The figure is just a qualitative representation; quantitative analysis depends on specific situations.
- Different types of node values occupy different amounts of space, such as int, long, double, and object instances.
- The memory space occupied by pointer variables depends on the operating system and compilation environment used, usually 8 bytes or 4 bytes.
**Q**: Is adding elements to the end of a list always `O(1)`?
If adding an element exceeds the list length, the list needs to be expanded first. The system will request a new memory block and move all elements of the original list over, in which case the time complexity becomes `O(n)`.
**Q**: The statement "The emergence of lists greatly improves the practicality of arrays, but may lead to some memory space wastage" - does this refer to the memory occupied by additional variables like capacity, length, and expansion multiplier?
The space wastage here mainly refers to two aspects: on the one hand, lists are set with an initial length, which we may not always need; on the other hand, to prevent frequent expansion, expansion usually multiplies by a coefficient, such as $\times 1.5$. This results in many empty slots, which we typically cannot fully fill.

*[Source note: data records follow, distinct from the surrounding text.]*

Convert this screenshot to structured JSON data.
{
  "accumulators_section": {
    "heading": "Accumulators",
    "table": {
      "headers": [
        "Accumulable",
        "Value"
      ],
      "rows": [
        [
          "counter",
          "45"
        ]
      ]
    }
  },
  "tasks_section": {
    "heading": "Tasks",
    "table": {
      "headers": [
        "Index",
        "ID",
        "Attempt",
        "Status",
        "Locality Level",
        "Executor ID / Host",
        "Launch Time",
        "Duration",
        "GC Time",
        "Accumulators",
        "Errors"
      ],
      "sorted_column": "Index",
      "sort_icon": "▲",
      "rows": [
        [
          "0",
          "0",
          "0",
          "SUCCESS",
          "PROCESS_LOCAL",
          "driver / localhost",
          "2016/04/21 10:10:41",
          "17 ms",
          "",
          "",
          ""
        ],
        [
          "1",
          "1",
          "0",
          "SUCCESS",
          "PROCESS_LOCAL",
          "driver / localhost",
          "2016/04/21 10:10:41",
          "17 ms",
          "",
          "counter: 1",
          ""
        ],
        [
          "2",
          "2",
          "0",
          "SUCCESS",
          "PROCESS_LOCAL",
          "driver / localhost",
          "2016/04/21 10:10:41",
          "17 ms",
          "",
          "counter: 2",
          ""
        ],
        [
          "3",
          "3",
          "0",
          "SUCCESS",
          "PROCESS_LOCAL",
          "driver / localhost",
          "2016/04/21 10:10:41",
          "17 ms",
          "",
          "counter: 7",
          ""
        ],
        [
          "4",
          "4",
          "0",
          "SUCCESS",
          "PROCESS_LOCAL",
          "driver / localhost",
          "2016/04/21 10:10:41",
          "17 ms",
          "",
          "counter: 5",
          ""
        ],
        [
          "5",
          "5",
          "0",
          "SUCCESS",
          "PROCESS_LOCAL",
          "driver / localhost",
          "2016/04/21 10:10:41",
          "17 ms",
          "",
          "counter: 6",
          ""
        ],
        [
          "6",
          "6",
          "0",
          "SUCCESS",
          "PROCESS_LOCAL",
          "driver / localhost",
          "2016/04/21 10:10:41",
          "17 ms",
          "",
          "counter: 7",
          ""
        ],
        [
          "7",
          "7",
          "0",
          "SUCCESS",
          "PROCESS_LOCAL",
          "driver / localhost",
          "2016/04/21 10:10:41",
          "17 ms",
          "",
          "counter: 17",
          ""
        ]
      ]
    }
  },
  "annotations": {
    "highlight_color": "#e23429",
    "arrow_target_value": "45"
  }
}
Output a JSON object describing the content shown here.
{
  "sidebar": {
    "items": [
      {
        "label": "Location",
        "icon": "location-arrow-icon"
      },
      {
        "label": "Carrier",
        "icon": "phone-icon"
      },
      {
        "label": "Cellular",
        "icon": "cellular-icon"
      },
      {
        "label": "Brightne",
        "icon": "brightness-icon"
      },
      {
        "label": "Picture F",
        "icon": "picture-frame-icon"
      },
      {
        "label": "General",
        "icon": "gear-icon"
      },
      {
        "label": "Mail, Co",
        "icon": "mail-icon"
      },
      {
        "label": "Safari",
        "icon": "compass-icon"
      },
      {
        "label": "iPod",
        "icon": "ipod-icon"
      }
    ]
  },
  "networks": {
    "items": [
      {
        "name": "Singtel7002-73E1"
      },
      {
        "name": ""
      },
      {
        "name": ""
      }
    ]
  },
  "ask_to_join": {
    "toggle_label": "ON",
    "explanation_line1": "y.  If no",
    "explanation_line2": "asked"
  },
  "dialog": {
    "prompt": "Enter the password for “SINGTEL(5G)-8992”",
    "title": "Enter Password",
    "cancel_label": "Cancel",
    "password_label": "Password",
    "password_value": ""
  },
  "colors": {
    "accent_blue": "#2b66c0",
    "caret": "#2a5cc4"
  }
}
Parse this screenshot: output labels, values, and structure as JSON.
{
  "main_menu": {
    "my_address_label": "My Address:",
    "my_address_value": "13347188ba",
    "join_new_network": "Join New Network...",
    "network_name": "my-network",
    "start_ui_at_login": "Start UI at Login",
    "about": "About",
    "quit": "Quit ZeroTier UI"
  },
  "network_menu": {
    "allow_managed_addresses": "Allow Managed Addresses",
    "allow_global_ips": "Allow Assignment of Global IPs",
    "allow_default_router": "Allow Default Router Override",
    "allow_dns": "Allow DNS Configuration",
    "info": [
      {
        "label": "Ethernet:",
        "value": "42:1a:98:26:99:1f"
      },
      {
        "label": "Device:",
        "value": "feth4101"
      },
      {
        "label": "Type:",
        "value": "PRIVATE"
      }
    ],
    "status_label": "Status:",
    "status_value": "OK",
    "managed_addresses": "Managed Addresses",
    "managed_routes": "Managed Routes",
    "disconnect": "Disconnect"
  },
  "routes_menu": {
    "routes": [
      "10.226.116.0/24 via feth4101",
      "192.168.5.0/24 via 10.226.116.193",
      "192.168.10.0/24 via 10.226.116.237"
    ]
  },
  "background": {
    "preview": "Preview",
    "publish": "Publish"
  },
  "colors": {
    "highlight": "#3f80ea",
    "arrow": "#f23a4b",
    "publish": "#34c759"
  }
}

**Q**: In Python, after initializing `n = [1, 2, 3]`, the addresses of these 3 elements are contiguous, but initializing `m = [2, 1, 3]` shows that each element's `id` is not consecutive but identical to those in `n`. If the addresses of these elements are not contiguous, is `m` still an array?
If we replace list elements with linked list nodes `n = [n1, n2, n3, n4, n5]`, these 5 node objects are also typically dispersed throughout memory. However, given a list index, we can still access the node's memory address in `O(1)` time, thereby accessing the corresponding node. This is because the array stores references to the nodes, not the nodes themselves.
Unlike many languages, in Python, numbers are also wrapped as objects, and lists store references to these numbers, not the numbers themselves. Therefore, we find that the same number in two arrays has the same `id`, and these numbers' memory addresses need not be contiguous.
**Q**: The `std::list` in C++ STL has already implemented a doubly linked list, but it seems that some algorithm books don't directly use it. Is there any limitation?
On the one hand, we often prefer to use arrays to implement algorithms, only using linked lists when necessary, mainly for two reasons.
- Space overhead: Since each element requires two additional pointers (one for the previous element and one for the next), `std::list` usually occupies more space than `std::vector`.
- Cache unfriendly: As the data is not stored continuously, `std::list` has a lower cache utilization rate. Generally, `std::vector` performs better.
On the other hand, linked lists are primarily necessary for binary trees and graphs. Stacks and queues are often implemented using the programming language's `stack` and `queue` classes, rather than linked lists.
**Q**: Does initializing a list `res = [0] * self.size()` result in each element of `res` referencing the same address?
No. However, this issue arises with two-dimensional arrays, for example, initializing a two-dimensional list `res = [[0] * self.size()]` would reference the same list `[0]` multiple times.
**Q**: In deleting a node, is it necessary to break the reference to its successor node?
From the perspective of data structures and algorithms (problem-solving), it's okay not to break the link, as long as the program's logic is correct. From the perspective of standard libraries, breaking the link is safer and more logically clear. If the link is not broken, and the deleted node is not properly recycled, it could affect the recycling of the successor node's memory.